ECLI:NL:CRVB:2018:1441
Centrale Raad van Beroep
- Hoger beroep
- Rechtspraak.nl
Beoordeling van de medische situatie en beperkingen van een appellant in het kader van de Ziektewet
In deze zaak heeft de Centrale Raad van Beroep op 9 mei 2018 uitspraak gedaan in hoger beroep tegen een eerdere uitspraak van de rechtbank Gelderland. De appellant, die als chauffeur-bezorger werkte, meldde zich op 12 december 2012 ziek met vermoeidheidsklachten. Het Uitvoeringsinstituut werknemersverzekeringen (Uwv) concludeerde dat hij per 14 december 2014 niet meer arbeidsongeschikt was en dat hij in staat was om verschillende functies te vervullen. Na een nieuwe ziekmelding op 3 augustus 2015, heeft het Uwv vastgesteld dat appellant geen recht had op ziekengeld op grond van de Ziektewet (ZW). De rechtbank heeft het beroep van appellant tegen dit besluit ongegrond verklaard, wat leidde tot het hoger beroep.

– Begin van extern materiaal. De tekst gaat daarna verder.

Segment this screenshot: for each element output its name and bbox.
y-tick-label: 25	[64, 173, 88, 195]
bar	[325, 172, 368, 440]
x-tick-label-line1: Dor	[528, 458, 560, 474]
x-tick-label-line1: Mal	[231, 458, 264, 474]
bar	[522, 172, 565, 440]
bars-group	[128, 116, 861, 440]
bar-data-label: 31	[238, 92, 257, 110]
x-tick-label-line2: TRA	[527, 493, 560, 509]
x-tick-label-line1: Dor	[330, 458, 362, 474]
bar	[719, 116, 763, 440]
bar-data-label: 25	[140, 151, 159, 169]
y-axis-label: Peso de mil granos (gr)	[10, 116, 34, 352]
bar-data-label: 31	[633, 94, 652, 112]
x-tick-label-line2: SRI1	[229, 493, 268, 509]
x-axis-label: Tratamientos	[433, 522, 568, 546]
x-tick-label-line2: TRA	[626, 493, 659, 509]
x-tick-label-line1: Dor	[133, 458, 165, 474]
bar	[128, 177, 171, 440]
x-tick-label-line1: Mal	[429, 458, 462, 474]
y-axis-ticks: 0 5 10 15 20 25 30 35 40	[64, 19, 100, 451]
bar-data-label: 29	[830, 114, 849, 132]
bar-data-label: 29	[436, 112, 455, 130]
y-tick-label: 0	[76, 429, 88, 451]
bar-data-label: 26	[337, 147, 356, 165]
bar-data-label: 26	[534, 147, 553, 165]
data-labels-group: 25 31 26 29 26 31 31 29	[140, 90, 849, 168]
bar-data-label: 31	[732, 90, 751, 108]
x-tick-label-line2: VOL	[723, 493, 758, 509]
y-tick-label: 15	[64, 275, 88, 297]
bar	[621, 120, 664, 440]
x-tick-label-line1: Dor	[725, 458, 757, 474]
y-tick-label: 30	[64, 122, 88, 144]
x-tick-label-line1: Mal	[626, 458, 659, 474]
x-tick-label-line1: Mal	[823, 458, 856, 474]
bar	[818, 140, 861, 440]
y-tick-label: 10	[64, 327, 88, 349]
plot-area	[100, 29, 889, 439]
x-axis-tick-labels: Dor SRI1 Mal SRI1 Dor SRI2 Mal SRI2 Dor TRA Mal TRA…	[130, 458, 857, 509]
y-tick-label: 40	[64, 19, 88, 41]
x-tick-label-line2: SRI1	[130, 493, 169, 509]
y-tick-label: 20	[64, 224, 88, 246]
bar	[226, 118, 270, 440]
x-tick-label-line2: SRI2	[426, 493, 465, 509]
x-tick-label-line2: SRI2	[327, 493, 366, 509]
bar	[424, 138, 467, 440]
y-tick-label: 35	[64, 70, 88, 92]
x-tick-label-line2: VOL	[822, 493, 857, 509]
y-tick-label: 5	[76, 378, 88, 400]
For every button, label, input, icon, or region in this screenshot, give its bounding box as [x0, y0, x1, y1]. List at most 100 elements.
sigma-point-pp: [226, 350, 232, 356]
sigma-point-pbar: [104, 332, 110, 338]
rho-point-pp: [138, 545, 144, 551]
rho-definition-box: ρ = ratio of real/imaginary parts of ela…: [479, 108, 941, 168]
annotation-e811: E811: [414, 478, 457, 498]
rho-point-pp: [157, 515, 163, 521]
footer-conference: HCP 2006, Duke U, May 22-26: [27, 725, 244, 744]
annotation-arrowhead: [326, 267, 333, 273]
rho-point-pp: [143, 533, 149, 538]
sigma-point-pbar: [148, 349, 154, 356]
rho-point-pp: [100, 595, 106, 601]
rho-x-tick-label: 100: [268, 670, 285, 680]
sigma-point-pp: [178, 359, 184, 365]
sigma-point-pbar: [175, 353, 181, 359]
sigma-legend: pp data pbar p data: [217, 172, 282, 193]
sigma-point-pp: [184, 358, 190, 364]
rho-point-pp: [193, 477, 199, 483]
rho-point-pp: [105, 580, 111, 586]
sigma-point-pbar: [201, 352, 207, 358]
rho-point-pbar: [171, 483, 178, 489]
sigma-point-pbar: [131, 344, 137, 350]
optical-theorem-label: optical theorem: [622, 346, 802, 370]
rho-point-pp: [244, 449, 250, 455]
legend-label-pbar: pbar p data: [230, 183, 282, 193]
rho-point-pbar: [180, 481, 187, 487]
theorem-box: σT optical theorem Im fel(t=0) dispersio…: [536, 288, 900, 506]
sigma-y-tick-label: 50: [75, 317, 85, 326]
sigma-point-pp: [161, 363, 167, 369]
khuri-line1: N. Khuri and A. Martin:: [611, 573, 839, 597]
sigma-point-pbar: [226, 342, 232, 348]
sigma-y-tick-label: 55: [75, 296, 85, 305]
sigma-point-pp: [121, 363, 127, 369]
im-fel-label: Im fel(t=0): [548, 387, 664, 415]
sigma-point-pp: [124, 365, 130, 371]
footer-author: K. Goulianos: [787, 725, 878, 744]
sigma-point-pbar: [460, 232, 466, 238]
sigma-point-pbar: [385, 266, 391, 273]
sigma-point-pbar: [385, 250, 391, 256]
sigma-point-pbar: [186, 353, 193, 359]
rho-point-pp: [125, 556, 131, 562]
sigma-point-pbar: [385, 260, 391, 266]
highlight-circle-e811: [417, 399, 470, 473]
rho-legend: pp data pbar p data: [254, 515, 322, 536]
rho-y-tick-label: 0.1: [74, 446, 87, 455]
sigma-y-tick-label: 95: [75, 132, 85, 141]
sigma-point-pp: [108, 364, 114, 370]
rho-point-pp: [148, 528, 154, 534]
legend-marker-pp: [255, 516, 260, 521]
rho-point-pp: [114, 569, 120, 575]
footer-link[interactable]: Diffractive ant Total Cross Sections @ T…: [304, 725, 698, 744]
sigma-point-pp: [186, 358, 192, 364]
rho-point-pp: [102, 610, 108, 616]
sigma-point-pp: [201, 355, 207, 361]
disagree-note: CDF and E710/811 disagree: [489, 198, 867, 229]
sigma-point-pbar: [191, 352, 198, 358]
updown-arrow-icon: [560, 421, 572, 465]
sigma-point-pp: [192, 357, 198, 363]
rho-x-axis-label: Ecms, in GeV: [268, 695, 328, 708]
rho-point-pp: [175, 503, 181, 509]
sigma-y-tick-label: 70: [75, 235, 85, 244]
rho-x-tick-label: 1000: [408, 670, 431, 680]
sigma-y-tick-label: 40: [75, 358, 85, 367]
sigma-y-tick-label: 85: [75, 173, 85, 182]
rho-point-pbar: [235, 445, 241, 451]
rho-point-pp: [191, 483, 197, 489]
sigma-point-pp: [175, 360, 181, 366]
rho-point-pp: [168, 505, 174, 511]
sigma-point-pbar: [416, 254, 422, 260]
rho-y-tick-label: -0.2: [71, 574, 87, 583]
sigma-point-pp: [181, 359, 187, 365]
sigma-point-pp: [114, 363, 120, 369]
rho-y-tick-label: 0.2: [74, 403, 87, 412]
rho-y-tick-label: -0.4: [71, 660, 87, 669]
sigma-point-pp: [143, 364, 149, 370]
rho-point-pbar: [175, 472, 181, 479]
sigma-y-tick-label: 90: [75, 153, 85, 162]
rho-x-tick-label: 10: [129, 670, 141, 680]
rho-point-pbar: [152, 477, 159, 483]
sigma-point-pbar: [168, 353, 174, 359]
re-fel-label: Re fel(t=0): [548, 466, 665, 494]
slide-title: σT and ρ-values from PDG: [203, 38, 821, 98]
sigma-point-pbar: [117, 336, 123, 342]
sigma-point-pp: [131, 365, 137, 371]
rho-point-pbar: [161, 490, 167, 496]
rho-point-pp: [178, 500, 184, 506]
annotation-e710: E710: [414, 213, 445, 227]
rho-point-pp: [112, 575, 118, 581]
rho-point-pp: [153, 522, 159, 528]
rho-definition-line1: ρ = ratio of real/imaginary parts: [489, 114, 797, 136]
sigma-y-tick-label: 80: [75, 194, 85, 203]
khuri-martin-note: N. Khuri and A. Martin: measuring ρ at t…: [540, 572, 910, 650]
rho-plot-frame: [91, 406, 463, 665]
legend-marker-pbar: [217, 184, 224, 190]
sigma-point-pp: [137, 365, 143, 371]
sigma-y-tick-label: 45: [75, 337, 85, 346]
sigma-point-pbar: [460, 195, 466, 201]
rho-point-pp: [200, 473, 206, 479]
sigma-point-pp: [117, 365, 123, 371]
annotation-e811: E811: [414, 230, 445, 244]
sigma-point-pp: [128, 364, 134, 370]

De Centrale Raad van Beroep heeft de argumenten van appellant in hoger beroep beoordeeld, waarbij hij stelde dat de verzekeringsartsen de beperkingen die voortvloeien uit zijn klachten hebben onderschat. Appellant voerde aan dat de rechtbank ten onrechte had geoordeeld dat er geen verdere beperkingen waren vastgesteld op de datum in geding. De Raad oordeelde dat de verzekeringsartsen de medische situatie van appellant zorgvuldig hadden beoordeeld en dat er geen nieuwe gegevens waren die wezenlijk afweken van de eerdere conclusies. De Raad bevestigde dat de informatie van de behandelend artsen adequaat was betrokken bij de beoordeling van de medische situatie van appellant.
Uiteindelijk concludeerde de Raad dat het hoger beroep niet slaagde en bevestigde de eerdere uitspraak van de rechtbank. Het verzoek van appellant om schadevergoeding in de vorm van wettelijke rente werd afgewezen, en er was geen aanleiding voor een veroordeling in de proceskosten.